Permission context: claw-code implements permission-gated tool execution. Confirm that your generate_image and generate_video tools are granted the correct access level in permissions.py.
Response schema changes: WaveSpeed occasionally updates model output schemas. Add validation around the output URL field rather than assuming structure.

FAQ

Q: Can claw-code call image generation APIs natively?

Not out of the box — there’s no built-in WaveSpeed or image generation tool in the default install. But the tool system is designed for exactly this kind of extension. Once you register a custom tool with the correct JSON schema (as shown above), the agent can call it autonomously within any session.

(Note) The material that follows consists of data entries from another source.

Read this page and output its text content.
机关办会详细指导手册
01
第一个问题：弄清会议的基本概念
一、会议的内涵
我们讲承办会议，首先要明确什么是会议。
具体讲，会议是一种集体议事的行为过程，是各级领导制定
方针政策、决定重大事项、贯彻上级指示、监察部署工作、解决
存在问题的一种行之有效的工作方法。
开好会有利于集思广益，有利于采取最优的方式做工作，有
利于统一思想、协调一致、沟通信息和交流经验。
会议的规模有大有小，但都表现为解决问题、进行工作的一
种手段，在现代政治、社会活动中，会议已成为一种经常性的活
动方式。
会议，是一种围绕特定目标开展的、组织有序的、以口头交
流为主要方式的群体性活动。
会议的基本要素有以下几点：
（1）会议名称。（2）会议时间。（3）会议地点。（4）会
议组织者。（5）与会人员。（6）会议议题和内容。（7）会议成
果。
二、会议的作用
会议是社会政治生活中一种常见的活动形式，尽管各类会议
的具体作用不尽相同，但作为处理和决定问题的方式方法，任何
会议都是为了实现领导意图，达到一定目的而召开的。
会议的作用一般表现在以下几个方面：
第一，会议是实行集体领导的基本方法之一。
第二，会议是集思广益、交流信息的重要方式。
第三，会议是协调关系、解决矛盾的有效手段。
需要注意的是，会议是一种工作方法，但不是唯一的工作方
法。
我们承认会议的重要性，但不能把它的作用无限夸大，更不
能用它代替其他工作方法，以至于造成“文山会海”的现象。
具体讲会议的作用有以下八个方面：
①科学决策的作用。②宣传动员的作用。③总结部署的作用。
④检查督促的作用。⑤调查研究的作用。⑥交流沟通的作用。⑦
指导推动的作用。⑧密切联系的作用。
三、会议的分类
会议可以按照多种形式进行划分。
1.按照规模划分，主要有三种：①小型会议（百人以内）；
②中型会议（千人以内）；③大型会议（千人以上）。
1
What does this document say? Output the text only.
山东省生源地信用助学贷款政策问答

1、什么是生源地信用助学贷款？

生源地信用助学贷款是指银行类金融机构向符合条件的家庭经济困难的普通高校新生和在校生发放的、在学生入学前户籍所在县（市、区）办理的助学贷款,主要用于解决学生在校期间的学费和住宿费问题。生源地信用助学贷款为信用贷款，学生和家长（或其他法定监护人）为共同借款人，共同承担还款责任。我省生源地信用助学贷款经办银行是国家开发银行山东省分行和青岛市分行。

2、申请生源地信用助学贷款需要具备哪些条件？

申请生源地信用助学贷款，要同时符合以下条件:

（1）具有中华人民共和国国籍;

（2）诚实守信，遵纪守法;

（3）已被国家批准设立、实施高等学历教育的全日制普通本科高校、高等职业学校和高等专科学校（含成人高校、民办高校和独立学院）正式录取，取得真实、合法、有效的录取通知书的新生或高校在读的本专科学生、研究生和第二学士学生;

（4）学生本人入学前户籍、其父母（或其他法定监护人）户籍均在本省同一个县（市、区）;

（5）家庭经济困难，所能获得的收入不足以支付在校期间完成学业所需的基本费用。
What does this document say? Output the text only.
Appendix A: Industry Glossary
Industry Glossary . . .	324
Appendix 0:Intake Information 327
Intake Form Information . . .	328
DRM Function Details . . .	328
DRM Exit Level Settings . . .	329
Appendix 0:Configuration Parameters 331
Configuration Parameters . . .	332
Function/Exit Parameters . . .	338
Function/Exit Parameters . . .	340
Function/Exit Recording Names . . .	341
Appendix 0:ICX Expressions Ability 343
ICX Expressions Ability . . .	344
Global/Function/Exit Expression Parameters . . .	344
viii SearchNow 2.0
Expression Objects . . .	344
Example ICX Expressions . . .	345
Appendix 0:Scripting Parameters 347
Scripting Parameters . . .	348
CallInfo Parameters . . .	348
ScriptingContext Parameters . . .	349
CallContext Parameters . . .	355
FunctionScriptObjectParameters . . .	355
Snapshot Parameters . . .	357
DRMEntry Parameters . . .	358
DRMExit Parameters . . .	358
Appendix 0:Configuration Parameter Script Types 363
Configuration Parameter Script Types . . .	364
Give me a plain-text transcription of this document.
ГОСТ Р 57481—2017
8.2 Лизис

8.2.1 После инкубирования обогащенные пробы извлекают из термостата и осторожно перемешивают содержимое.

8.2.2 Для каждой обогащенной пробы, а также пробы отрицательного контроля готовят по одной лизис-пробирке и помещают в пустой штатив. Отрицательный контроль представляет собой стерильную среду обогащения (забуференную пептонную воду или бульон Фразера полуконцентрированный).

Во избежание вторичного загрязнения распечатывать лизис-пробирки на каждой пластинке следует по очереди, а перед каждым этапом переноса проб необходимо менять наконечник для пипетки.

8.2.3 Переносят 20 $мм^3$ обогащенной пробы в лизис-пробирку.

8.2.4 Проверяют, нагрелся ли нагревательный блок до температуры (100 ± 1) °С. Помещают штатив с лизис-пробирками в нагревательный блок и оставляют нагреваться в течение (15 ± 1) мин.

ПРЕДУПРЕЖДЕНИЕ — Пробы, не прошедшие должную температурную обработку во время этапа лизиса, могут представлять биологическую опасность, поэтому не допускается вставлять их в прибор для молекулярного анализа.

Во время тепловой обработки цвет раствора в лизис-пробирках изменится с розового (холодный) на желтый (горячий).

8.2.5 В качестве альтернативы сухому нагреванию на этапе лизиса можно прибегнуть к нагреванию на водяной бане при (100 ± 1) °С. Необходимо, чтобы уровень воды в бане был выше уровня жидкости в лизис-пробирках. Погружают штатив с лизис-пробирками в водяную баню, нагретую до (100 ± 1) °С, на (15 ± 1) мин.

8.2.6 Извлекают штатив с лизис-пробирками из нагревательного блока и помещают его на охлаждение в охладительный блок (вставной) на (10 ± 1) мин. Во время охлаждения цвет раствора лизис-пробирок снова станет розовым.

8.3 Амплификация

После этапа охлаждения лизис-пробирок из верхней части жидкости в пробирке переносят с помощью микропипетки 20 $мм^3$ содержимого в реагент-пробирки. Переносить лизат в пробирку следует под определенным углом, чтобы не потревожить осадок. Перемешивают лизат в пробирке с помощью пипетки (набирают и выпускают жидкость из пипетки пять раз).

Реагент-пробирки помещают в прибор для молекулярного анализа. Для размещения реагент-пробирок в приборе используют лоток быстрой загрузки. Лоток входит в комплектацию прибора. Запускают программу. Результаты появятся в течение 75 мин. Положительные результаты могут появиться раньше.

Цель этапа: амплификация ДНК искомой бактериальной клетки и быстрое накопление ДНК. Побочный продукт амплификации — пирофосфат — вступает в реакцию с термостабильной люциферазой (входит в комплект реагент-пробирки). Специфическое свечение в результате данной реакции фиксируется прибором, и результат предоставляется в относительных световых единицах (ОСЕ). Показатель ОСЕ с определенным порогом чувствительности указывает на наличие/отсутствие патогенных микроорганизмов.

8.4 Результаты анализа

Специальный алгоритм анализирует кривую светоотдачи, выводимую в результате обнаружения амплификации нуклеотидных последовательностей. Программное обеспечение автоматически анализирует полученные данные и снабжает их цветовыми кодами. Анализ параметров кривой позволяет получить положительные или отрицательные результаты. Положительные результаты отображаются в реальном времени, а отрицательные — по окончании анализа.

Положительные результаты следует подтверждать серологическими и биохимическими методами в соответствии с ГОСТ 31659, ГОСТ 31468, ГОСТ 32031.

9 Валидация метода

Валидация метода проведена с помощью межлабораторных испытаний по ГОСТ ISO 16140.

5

Q: Does claw-code support async tool calls?

The Python harness handles tool execution synchronously within the agent loop. For async generation (like video models), the pattern I’d recommend is: fire the initial request, get the request_id, then poll inside the tool’s execute function until completion before returning to the agent. This keeps the agent’s reasoning linear and avoids race conditions in the session state.

Q: Is this workflow production-ready?

Honestly? Not yet, for most teams. claw-code is moving fast but carries legal uncertainty and hasn’t been hardened for production-scale agentic use. The WaveSpeed API side is production-ready — 99.99% uptime SLA, no cold starts, per-second billing — but the claw-code harness wrapping it is still early-stage. I’d use this for internal tooling, prototyping, and exploration right now, and revisit for client-facing production once the project stabilizes.